Die politischen Umstände waren der Reise ungünstig. Bonaparte war 1796 in Oberitalien vorgedrungen und hatte die Österreicher geschlagen; am 2. Februar 1797 hatte sich Mantua ergeben. Bonaparte drang über die Ostalpen nach Wien vor. Gleichzeitig marschierte die Rheinarmee unter Moreau wieder in Süddeutschland ein. Das schnelle Vorrücken veranlasste Kaiser Franz II., seine Völker zur Massenerhebung aufzurufen. Bonaparte schloss am 18. April den Vorfrieden zu Leoben. Er kehrte nach Oberitalien zurück, besetzte Venedig und errichtete in Genua am 6. Juni 1797 die Ligurische Republik. Die Friedensverhandlungen zögerten sich hinaus, weil die Österreicher den hohen Forderungen der Franzosen nicht zustimmen konnten.
Die Haeftens hatten ihre zwei Kinder mitgebracht und so viel Gepäck, dass Alexander nicht in ihrem Wagen mitfahren konnte.
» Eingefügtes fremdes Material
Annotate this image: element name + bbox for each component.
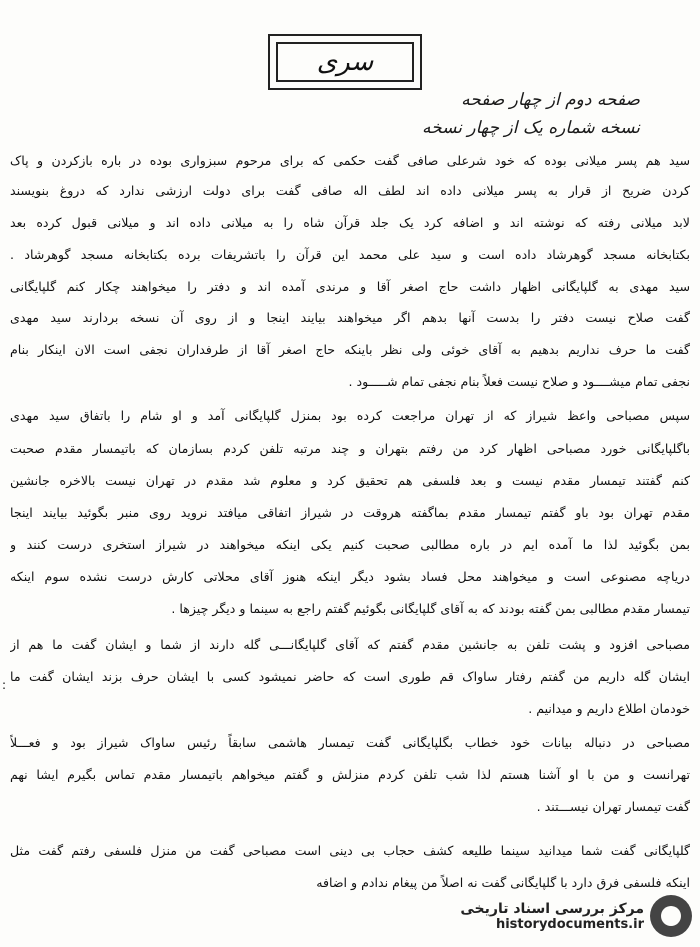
text-line: گفت ما حرف نداریم بدهیم به آقای خوئی ولی نظر باینکه حاج اصغر آقا از طرفداران نجفی است الان اینکار بنام [10,342,690,357]
classification-stamp [268,34,422,90]
text-line: بکتابخانه مسجد گوهرشاد داده است و سید علی محمد این قرآن را باتشریفات برده بکتابخانه مسجد گوهرشاد . [10,247,690,262]
watermark-url: historydocuments.ir [495,916,644,932]
text-line: ایشان گله داریم من گفتم رفتار ساواک قم طوری است که حاضر نمیشود کسی با ایشان حرف بزند ایشان گفت ما [10,669,690,684]
text-line: نجفی تمام میشــــود و صلاح نیست فعلاً بنام نجفی تمام شـــــود . [348,374,690,389]
text-line: باگلپایگانی خورد مصباحی اظهار کرد من رفتم بتهران و چند مرتبه تلفن کردم بسازمان که باتیمسار مقدم صحبت [10,441,690,456]
text-line: مصباحی در دنباله بیانات خود خطاب بگلپایگانی گفت تیمسار هاشمی سابقاً رئیس ساواک شیراز بود و فعـــلاً [10,735,690,750]
text-line: دریاچه مصنوعی است و میخواهند محل فساد بشود دیگر اینکه هنوز آقای محلاتی کارش درست نشده سوم اینکه [10,569,690,584]
text-line: تیمسار مقدم مطالبی بمن گفته بودند که به آقای گلپایگانی بگوئیم گفتم راجع به سینما و دیگر چیزها . [171,601,690,616]
text-line: خودمان اطلاع داریم و میدانیم . [528,701,690,716]
text-line: مصباحی افزود و پشت تلفن به جانشین مقدم گفتم که آقای گلپایگانـــی گله دارند از شما و ایشان گفت ما هم از [10,637,690,652]
text-line: سید مهدی به گلپایگانی اظهار داشت حاج اصغر آقا و مرندی آمده اند و دفتر را میخواهند چکار کنم گلپایگانی [10,279,690,294]
classification-title: سری [276,42,414,82]
watermark [390,892,692,940]
text-line: کنم گفتند تیمسار مقدم نیست و بعد فلسفی هم تحقیق کرد و معلوم شد مقدم در تهران نیست بالاخره جانشین [10,473,690,488]
text-line: بمن بگوئید لذا ما آمده ایم در باره مطالبی صحبت کنیم یکی اینکه میخواهند در شیراز استخری درست کنند و [10,537,690,552]
text-line: کردن ضریح از قرار به پسر میلانی داده اند لطف اله صافی گفت برای دولت ارزشی ندارد که دروغ بنویسند [10,183,690,198]
text-line: گفت صلاح نیست دفتر را بدست آنها بدهم اگر میخواهند بیایند اینجا و از روی آن نسخه بردارند سید مهدی [10,310,690,325]
handwritten-note [380,86,640,142]
text-line: لابد میلانی رفته که نوشته اند و اضافه کرد یک جلد قرآن شاه را به میلانی داده اند و میلانی قبول کرده بعد [10,215,690,230]
margin-mark: : [2,678,7,692]
text-line: گلپایگانی گفت شما میدانید سینما طلیعه کشف حجاب بی دینی است مصباحی گفت من منزل فلسفی رفتم گفت مثل [10,843,690,858]
text-line: مقدم تهران بود باو گفتم تیمسار مقدم بماگفته هروقت در شیراز اتفاقی میافتد نروید روی منبر بگوئید بیایند اینجا [10,505,690,520]
text-line: گفت تیمسار تهران نیســـتند . [536,799,690,814]
text-line: سید هم پسر میلانی بوده که خود شرعلی صافی گفت حکمی که برای مرحوم سبزواری بوده در باره بازکردن و پاک [10,153,690,168]
watermark-title: مرکز بررسی اسناد تاریخی [460,900,644,917]
text-line: تهرانست و من با او آشنا هستم لذا شب تلفن کردم منزلش و گفتم میخواهم باتیمسار مقدم تماس بگیرم ایشا نهم [10,767,690,782]
archive-logo-icon [650,895,692,937]
watermark-text [460,901,644,932]
handwritten-line: نسخه شماره یک از چهار نسخه [422,118,640,138]
text-line: اینکه فلسفی فرق دارد با گلپایگانی گفت نه اصلاً من پیغام ندادم و اضافه [316,875,690,890]
handwritten-line: صفحه دوم از چهار صفحه [461,90,640,110]
text-line: سپس مصباحی واعظ شیراز که از تهران مراجعت کرده بود بمنزل گلپایگانی آمد و او شام را باتفاق سید مهدی [10,408,690,423]
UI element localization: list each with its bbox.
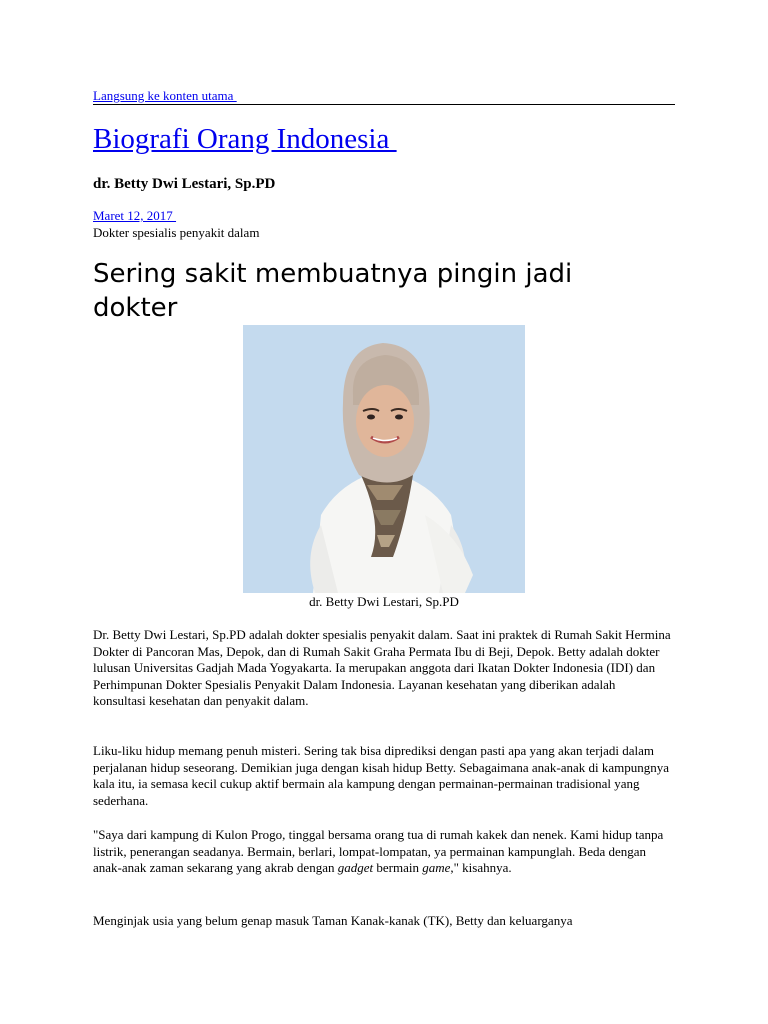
quote-text-a: "Saya dari kampung di Kulon Progo, tinggal bersama orang tua di rumah kakek dan nenek. Kami hidup tanpa listrik, penerangan seadanya. Bermain, berlari, lompat-lompatan, ya permainan kampunglah. Beda dengan anak-anak zaman sekarang yang akrab dengan (93, 827, 664, 876)
quote-gadget-word: gadget (337, 860, 374, 876)
skip-link-bar (93, 88, 675, 105)
paragraph-early-age: Menginjak usia yang belum genap masuk Taman Kanak-kanak (TK), Betty dan keluarganya (93, 913, 573, 928)
post-title: dr. Betty Dwi Lestari, Sp.PD (93, 176, 276, 192)
quote-game-word: game (422, 860, 451, 876)
post-subtitle: Dokter spesialis penyakit dalam (93, 225, 260, 240)
paragraph-childhood: Liku-liku hidup memang penuh misteri. Sering tak bisa diprediksi dengan pasti apa yang akan terjadi dalam perjalanan hidup seseorang. Demikian juga dengan kisah hidup Betty. Sebagaimana anak-anak di kampungnya kala itu, ia semasa kecil cukup aktif bermain ala kampung dengan permainan-permainan tradisional yang sederhana. (93, 743, 670, 808)
quote-text-c: ," kisahnya. (450, 860, 512, 876)
paragraph-quote (93, 827, 671, 877)
skip-to-content-link[interactable]: Langsung ke konten utama (93, 88, 237, 103)
article-heading: Sering sakit membuatnya pingin jadi dokter (93, 259, 573, 323)
portrait-illustration (243, 325, 525, 593)
post-date-link[interactable]: Maret 12, 2017 (93, 208, 177, 223)
photo-caption: dr. Betty Dwi Lestari, Sp.PD (309, 594, 459, 609)
paragraph-intro: Dr. Betty Dwi Lestari, Sp.PD adalah dokter spesialis penyakit dalam. Saat ini praktek di Rumah Sakit Hermina Dokter di Pancoran Mas, Depok, dan di Rumah Sakit Graha Permata Ibu di Beji, Depok. Betty adalah dokter lulusan Universitas Gadjah Mada Yogyakarta. Ia merupakan anggota dari Ikatan Dokter Indonesia (IDI) dan Perhimpunan Dokter Spesialis Penyakit Dalam Indonesia. Layanan kesehatan yang diberikan adalah konsultasi kesehatan dan penyakit dalam. (93, 627, 671, 709)
portrait-photo (243, 325, 525, 593)
site-title-link[interactable]: Biografi Orang Indonesia (93, 123, 397, 155)
quote-text-b: bermain (373, 860, 423, 876)
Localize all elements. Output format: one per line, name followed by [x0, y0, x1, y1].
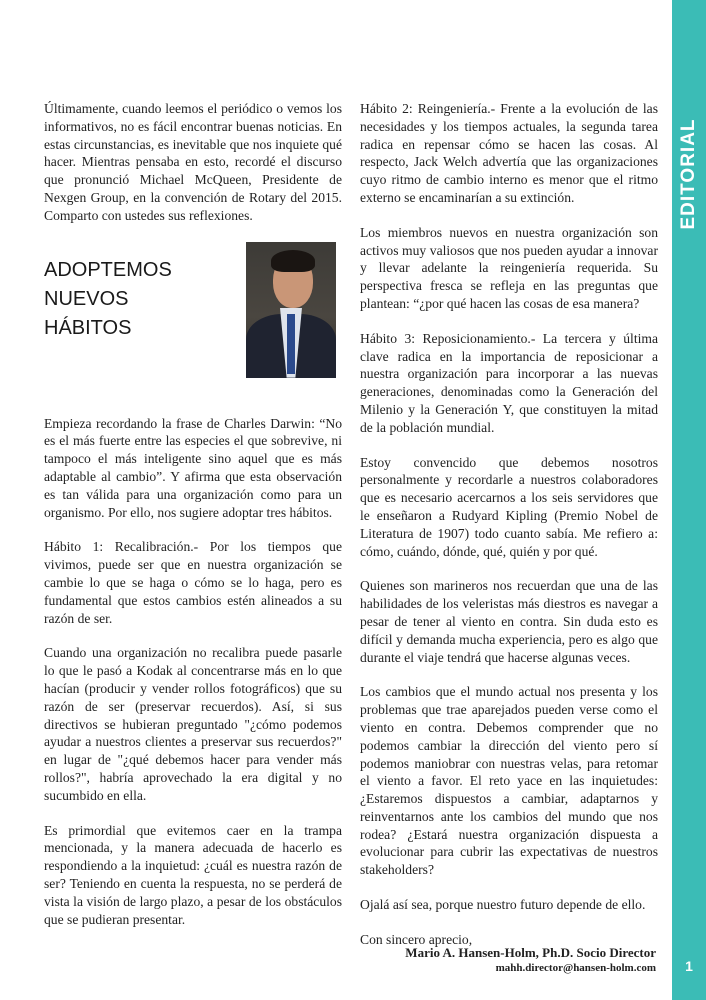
headline-line: HÁBITOS	[44, 316, 132, 339]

Die Reisegesellschaft war durch die fünf Kinder, die Frauen in ihrer modischen Tracht, das Dienstpersonal und durch »4 Kisten«65, die Alexanders Instrumente enthielten, recht unbeweglich. Man reiste in mehreren Wagen und kam Anfang Juni in Dresden an.
Nach acht Tagen kam auch Wilhelm von Humboldt. Er verkehrte mit Körner, dem Freund Schillers, mit dem Bibliothekar und Sprachforscher Adelung und dem preußischen Gesandten, dem Grafen von Kessler, und bewunderte die Kunstschätze. Alexander aber übte sich, wie er es beabsichtigt hatte66, unter Anleitung Johann Gottfried Köhlers in der Anwendung der Instrumente und nahm regelrechte astronomische, geodätische und hypsometrische Übungen vor. Köhler stammte aus der Umgebung Dresdens; er war einer der führenden Astronomen Deutschlands. 1776 war er zum Inspektor der Vereinigten Dresdner Sammlungen, der Kunstkammer und des Mathematischen Salons ernannt worden und musste in dieser Eigenschaft auch astronomische Arbeiten ausführen. Er hatte mehrere Apparate erfunden und arbeitete mit v. Zach zusammen. Auf dem internationalen Astronomenkongress 1798 auf dem Seeberg führte er seine verbesserte Pendeluhr vor.67 In und um Dresden, Pillnitz, Königstein, Teplitz und Prag hat Humboldt mit ihm oder allein astronomische Ortsbestimmungen und barometrische Messungen durchgeführt.68 Außerdem besuchte er die Mineraliensammlung des Freiherrn Joseph Friedrich v. Racknitz, die spanische und amerikanische Mineralien enthielt.69 Vielleicht hat er in diesem Umkreis auch den Baron v. Forell, den Bruder des sächsischen Gesandten in Madrid, kennengelernt, der ebenfalls eine vorzügliche Gesteinssammlung besaß. Jedenfalls gab es damals gute Verbindungen von Dresden nach Madrid. Sie sollten für ihn einmal sehr wichtig werden.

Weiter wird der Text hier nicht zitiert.